Which leads us to the second item. The law officer grievously wounded in the Gavin Long attack is named Nick Tullier. He’s been fighting for his life since Long shot him on that fateful day in mid-July, and his prognosis for a full recovery seems dim.

And here is Tullier’s father discussing the mayor’s race from his perspective…

(Link in case the video doesn’t load)

The question here becomes whether the law and order issue becomes confused as a black-vs.-white issue. Black Lives Matter has done a good job, with the help of the media, in conflating the two, and you’ll now have black voters on social media reflexively responding to a law-and-order message, or a message of support for the police, in a negative fashion.

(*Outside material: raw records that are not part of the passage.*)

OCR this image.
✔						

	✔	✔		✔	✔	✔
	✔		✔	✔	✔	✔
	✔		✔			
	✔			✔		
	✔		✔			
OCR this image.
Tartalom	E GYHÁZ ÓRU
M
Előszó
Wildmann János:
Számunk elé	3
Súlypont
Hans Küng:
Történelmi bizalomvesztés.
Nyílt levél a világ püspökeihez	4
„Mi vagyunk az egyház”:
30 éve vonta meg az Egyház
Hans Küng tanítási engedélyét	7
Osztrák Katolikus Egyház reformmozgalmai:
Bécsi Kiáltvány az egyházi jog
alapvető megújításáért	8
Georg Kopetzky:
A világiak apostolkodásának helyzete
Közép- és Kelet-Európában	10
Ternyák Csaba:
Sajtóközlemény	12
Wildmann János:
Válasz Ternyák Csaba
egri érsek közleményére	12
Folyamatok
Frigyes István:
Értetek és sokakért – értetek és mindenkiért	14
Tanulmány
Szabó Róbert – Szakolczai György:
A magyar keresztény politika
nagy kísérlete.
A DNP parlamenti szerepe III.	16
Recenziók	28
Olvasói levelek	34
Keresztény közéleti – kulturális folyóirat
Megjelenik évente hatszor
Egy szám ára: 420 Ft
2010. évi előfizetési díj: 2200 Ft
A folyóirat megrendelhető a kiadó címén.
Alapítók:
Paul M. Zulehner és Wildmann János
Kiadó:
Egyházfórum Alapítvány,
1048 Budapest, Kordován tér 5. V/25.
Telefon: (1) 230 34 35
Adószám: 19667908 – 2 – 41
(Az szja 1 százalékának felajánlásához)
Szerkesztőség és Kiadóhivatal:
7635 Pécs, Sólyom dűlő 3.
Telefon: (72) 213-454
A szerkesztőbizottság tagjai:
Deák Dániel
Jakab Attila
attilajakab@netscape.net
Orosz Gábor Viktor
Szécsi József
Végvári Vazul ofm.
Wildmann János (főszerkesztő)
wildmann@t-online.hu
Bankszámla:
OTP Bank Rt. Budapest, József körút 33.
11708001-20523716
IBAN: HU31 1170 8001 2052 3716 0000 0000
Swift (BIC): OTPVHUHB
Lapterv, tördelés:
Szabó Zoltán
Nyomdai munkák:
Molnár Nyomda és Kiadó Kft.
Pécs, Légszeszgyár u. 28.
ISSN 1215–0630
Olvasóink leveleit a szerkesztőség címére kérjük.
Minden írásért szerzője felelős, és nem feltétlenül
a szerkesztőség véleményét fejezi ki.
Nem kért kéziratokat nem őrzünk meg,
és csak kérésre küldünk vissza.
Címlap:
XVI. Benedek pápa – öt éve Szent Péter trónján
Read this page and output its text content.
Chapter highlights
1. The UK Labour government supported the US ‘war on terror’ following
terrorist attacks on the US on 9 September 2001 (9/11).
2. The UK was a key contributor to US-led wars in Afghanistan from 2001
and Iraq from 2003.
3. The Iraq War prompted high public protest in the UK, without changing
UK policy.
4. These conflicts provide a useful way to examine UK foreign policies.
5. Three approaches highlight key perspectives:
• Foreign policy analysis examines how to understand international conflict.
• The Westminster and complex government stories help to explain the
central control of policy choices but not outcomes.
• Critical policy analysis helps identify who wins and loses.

Follow the link to James Tullier’s video supporting White and you’ll see what we’re talking about.

It’s sad to see that, because Baton Rouge doesn’t have a particular crime problem in Shenandoah, or Central, or in Bocage, or in Santa Maria or the Country Club of Louisiana. Baton Rouge has a crime problem in areas where the majority of the population is poor and African-American. Poor black people in Baton Rouge are the folks who need the police most. They need crime and gangs swept off the streets – so that they might actually have nice things without them being stolen, or so they can wake up in the morning and not be terrified that today is the day their child is murdered, or so they can relax in their homes at night without stray bullets coming through their windows.

People in those lily-white areas of Baton Rouge don’t have those concerns. There are no gangs in Old Jefferson.

So when the police are made a stand-in for racism in Baton Rouge essentially because of Alton Sterling, who was a career criminal carrying an illegal firearm and had been reported to a 911 operator for having brandished that gun outside a convenience store after midnight on a Tuesday night, who gets hurt? Law-abiding people in the black community who live in physical danger from the thugs and crooks preying on them and destroying property values, neighborhood safety and quality of life.

That’s a cycle which must be broken if Baton Rouge is going to avoid becoming the next Detroit or Baltimore. The people in the business of trying to create safe neighborhoods are speaking very clearly – White is the candidate who has a hope of breaking the cycle. With Broome, you’ll have more middle class people – white AND black; one reason for the growing income disparity between whites (median income: $80,000) and blacks (median income: $30,000) in East Baton Rouge Parish is that the black middle class is exiting just as quickly as the white middle class is – fleeing to the suburbs and a hollowed-out failure of a city in their wake.